Manoel de Oliveira, le doyen du cinéma, ne manque pas de projets
Mots clés :
Lisbonne - Le doyen du cinéma mondial, le Portugais Manoel de Oliveira, qui fêtait hier ses 95 ans, ne manque pas de projets pour les prochains mois et devrait entreprendre le tournage d'un nouveau film dès janvier.
«Si les choses se passent bien», le cinéaste prévoit de commencer le tournage d'un nouveau film dès l'année prochaine, dont le titre sera O quinto império, ontem como hoje (Le Cinquième Empire, hier comme aujourd'hui), tiré de la pièce de théâtre El-Rei Sebastiao (Roi Sébastien) du poète portugais José Régio.
Le roi Sébastien a trouvé la mort en 1578 lors de la bataille d'Alcazarquivir sur le sol marocain. Sa disparition a engendré le mythe messianique de son retour pour sauver le Portugal.
Le cinéaste a également annoncé qu'il souhaitait réaliser la «deuxième partie» d'un documentaire autobiographique, qui fera suite à Visite - Mémoires et confessions (1982), mais qui ne sortira qu'après sa mort, a-t-il précisé.
Plus de vingt ans après la réalisation du premier volet de ce documentaire, Manoel de Oliveira déclare qu'il a plein de nouvelles choses à raconter. «Vingt et un ans, c'est le temps d'une jeunesse», a-t-il lancé.

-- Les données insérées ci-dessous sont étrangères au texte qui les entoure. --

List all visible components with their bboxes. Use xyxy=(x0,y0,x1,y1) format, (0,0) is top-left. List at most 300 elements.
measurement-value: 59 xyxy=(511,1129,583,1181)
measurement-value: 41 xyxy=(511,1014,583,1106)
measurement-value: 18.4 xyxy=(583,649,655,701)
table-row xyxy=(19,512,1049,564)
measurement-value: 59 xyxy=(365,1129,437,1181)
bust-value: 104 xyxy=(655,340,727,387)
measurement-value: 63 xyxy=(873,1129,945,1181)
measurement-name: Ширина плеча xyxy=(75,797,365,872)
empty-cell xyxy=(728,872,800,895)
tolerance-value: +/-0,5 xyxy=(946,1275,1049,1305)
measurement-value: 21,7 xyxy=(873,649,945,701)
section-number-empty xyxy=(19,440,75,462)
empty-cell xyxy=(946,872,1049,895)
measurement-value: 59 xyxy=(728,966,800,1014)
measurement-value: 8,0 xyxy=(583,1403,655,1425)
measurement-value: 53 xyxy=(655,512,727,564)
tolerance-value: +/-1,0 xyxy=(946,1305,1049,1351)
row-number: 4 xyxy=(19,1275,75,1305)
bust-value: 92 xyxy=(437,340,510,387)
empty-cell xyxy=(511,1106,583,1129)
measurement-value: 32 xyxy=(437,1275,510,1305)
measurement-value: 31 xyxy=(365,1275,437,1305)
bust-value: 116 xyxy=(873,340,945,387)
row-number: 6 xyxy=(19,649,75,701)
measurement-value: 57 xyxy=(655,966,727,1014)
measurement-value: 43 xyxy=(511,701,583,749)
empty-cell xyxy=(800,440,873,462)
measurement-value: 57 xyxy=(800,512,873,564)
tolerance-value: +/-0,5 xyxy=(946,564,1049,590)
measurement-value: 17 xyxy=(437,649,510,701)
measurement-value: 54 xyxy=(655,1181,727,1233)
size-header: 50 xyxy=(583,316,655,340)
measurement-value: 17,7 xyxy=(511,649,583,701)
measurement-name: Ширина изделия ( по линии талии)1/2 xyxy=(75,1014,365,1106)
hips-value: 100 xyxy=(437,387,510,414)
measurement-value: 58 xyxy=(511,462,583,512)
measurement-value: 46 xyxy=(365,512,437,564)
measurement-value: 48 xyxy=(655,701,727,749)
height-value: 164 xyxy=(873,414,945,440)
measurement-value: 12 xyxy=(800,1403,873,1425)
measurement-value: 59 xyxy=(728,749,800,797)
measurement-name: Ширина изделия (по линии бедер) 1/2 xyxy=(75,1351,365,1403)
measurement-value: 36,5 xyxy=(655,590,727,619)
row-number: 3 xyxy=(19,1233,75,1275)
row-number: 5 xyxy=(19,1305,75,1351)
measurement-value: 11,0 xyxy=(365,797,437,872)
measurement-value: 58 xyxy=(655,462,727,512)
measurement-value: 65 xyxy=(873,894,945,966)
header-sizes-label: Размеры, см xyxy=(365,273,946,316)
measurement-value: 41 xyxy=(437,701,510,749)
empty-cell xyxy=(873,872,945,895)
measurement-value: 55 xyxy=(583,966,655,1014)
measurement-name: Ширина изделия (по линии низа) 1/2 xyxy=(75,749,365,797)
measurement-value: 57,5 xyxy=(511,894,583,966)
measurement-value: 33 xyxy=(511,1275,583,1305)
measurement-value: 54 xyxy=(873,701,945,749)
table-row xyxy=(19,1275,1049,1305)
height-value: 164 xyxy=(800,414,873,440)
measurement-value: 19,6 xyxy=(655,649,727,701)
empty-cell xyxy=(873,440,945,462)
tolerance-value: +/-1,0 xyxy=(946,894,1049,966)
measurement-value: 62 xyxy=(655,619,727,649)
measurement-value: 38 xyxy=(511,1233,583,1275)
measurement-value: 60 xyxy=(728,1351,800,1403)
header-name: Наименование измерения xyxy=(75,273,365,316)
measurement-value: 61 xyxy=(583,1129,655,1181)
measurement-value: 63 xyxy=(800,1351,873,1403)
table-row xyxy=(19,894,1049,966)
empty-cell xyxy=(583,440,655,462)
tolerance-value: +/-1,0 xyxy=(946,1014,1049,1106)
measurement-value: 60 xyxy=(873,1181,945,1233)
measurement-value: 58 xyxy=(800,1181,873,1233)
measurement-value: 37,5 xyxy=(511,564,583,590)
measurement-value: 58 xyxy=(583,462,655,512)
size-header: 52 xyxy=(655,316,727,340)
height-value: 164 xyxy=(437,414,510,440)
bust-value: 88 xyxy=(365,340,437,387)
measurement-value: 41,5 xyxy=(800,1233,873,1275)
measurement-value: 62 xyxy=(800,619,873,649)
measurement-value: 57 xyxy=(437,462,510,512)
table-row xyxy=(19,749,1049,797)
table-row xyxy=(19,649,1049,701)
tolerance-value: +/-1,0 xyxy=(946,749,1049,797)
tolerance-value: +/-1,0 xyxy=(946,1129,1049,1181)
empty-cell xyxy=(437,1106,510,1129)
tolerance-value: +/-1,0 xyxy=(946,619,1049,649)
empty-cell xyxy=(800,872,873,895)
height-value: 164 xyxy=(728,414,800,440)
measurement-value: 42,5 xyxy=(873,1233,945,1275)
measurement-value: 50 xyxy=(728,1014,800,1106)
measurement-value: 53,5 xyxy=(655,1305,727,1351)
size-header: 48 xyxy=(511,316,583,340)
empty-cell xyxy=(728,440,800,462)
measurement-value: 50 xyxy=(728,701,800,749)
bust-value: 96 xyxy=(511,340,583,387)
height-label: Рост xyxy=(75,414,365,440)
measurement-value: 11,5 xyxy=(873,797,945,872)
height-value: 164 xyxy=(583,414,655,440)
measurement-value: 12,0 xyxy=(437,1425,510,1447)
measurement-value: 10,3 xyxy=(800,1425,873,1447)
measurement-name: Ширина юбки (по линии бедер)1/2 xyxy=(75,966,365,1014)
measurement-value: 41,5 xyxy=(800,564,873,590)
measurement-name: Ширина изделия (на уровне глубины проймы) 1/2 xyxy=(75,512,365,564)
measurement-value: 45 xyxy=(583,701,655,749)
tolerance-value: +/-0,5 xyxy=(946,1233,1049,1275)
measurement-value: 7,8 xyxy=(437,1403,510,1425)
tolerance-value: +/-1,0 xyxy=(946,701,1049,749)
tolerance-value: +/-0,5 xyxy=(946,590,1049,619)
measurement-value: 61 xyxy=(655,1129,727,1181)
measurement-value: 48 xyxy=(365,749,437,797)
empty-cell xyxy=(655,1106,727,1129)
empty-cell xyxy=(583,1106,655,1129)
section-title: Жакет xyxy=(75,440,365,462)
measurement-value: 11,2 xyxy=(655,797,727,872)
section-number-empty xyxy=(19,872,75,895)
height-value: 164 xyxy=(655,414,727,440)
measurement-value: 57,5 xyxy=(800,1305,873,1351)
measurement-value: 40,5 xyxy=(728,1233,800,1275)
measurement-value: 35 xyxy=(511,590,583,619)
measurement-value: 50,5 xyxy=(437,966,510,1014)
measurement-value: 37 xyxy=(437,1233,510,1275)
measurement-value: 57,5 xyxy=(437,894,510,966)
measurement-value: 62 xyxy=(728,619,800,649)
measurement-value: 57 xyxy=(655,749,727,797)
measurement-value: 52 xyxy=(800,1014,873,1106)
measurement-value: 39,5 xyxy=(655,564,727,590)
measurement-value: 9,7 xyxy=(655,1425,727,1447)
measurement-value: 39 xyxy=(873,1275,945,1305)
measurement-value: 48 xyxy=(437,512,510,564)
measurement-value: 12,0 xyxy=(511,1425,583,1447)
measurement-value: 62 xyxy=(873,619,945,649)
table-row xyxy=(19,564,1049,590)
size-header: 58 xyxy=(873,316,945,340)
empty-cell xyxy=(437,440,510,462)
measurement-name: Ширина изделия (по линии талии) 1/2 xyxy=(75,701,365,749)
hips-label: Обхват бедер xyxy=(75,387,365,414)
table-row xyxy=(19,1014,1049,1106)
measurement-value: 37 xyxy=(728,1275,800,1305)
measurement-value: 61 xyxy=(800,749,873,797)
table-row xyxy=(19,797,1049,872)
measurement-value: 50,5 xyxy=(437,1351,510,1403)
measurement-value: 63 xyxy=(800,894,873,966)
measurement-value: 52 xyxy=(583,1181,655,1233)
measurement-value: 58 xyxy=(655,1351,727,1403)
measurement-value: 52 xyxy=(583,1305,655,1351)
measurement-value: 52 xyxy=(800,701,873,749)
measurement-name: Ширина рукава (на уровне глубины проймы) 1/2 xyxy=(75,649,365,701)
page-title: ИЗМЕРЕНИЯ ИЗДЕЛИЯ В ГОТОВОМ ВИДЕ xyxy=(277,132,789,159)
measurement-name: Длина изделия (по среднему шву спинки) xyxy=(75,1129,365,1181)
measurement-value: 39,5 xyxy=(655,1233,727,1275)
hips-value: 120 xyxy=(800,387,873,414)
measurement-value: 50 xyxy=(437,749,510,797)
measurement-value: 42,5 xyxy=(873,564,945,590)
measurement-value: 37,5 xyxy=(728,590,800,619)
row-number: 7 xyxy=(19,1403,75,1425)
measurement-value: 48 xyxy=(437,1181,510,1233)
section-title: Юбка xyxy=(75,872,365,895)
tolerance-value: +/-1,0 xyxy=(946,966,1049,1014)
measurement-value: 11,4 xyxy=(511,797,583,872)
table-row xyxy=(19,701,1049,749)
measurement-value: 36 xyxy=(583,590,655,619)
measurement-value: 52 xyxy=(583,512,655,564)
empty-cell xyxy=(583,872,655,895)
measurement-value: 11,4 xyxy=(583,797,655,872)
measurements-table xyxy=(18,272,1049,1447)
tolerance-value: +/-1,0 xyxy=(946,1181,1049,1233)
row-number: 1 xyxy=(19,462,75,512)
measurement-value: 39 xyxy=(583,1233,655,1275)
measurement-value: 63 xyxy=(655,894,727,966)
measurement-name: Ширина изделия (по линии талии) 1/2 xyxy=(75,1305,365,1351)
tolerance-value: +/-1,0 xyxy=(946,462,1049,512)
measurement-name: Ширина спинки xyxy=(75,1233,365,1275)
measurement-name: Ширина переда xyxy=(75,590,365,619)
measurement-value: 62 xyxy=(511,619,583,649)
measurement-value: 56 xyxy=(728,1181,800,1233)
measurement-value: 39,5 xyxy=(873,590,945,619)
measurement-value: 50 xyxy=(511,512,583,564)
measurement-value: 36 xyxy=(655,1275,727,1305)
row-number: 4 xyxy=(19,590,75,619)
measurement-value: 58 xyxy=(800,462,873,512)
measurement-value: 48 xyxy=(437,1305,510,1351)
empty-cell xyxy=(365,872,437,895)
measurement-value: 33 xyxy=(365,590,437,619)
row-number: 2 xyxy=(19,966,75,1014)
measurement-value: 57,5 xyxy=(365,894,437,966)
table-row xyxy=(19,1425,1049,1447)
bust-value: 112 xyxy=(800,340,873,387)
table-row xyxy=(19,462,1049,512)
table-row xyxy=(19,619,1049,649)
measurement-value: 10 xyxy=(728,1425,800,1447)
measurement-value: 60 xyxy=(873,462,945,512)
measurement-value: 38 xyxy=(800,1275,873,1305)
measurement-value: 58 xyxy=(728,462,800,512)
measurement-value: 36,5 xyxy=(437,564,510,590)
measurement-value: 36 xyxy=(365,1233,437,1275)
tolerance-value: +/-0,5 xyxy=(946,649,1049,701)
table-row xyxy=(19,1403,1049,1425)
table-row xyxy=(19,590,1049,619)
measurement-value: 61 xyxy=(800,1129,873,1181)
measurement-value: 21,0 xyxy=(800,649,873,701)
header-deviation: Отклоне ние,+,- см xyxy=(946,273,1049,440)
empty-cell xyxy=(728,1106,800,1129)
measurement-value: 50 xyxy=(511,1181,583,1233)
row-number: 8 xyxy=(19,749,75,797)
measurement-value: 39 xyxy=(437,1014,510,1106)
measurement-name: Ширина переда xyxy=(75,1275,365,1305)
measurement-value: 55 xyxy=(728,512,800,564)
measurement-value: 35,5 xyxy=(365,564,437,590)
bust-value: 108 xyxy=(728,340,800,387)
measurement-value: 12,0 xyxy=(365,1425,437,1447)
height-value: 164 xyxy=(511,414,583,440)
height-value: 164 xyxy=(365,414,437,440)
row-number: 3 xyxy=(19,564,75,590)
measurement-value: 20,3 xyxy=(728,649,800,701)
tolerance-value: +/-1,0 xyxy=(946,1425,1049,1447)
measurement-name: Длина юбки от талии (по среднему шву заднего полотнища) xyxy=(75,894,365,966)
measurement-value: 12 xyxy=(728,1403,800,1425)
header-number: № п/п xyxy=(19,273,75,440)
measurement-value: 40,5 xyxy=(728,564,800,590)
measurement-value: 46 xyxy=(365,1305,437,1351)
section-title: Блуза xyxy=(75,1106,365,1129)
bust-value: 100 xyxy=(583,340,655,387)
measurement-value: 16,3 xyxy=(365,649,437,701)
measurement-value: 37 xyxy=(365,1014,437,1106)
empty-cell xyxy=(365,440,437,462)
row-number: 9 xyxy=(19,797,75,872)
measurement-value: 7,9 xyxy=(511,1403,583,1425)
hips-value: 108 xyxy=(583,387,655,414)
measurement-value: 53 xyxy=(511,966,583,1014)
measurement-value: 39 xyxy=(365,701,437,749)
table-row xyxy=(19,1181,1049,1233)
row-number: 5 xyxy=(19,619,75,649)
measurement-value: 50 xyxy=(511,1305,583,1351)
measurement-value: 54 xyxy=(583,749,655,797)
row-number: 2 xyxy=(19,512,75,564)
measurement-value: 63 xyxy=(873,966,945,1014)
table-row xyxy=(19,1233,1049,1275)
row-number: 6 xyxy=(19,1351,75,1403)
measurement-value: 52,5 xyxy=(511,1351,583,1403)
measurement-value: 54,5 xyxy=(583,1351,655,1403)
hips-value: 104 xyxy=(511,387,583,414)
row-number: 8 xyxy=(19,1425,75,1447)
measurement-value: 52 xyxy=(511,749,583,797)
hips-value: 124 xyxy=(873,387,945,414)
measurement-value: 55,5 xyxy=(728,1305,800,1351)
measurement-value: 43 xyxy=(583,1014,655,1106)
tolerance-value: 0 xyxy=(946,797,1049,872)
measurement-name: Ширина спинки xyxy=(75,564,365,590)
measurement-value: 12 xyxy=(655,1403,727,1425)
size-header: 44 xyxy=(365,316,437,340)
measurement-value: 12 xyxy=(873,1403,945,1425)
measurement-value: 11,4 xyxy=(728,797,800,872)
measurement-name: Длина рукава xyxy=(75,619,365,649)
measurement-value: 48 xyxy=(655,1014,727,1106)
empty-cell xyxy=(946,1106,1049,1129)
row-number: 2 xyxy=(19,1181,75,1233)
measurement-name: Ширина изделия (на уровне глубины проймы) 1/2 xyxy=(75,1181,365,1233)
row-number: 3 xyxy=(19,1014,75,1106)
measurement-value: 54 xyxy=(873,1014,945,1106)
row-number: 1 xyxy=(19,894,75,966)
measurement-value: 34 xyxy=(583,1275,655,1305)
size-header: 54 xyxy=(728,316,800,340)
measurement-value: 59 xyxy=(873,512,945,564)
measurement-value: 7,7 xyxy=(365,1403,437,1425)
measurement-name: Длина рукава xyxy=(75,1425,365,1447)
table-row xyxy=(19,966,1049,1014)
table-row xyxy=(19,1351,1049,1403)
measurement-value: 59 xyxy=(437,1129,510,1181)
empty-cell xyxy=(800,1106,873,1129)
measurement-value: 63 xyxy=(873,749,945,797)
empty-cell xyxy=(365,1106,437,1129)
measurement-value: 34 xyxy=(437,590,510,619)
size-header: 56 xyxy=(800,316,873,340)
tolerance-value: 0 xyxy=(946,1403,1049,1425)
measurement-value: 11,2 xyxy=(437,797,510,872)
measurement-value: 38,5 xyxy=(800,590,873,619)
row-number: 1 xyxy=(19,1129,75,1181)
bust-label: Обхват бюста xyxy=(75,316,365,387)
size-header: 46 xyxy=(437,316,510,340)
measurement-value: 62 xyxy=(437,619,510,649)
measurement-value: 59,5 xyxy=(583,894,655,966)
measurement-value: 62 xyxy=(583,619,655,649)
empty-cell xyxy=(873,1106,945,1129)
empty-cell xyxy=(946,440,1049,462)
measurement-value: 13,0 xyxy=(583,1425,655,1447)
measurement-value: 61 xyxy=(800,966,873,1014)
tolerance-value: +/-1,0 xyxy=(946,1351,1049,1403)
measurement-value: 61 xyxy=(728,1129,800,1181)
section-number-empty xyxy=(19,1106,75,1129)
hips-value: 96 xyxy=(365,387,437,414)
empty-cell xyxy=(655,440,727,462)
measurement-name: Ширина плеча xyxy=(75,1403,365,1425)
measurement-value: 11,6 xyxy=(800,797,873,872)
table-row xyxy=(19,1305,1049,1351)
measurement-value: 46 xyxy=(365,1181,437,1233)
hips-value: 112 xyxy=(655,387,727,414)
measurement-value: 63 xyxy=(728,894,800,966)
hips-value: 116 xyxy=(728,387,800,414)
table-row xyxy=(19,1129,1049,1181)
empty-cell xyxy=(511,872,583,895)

Après plus de 70 ans de carrière (premier court-métrage en 1931), le réalisateur de La Divine Comédie, de La Lettre, de Je rentre à la maison ou de Porto de mon enfance, qui a connu l'époque du cinéma muet, ne cesse de tourner et de présenter depuis quelques années un film par an.
Sa dernière réalisation: Un filme falado (Un film parlé), sur la menace terroriste qui plane sur la civilisation méditerranéenne, a été présenté à la dernière Mostra de Venise où il avait obtenu, en 1985, un Lion d'or pour l'ensemble de son oeuvre.
Le film est également dans la course aux nominations pour l'Oscar du meilleur film étranger 2004.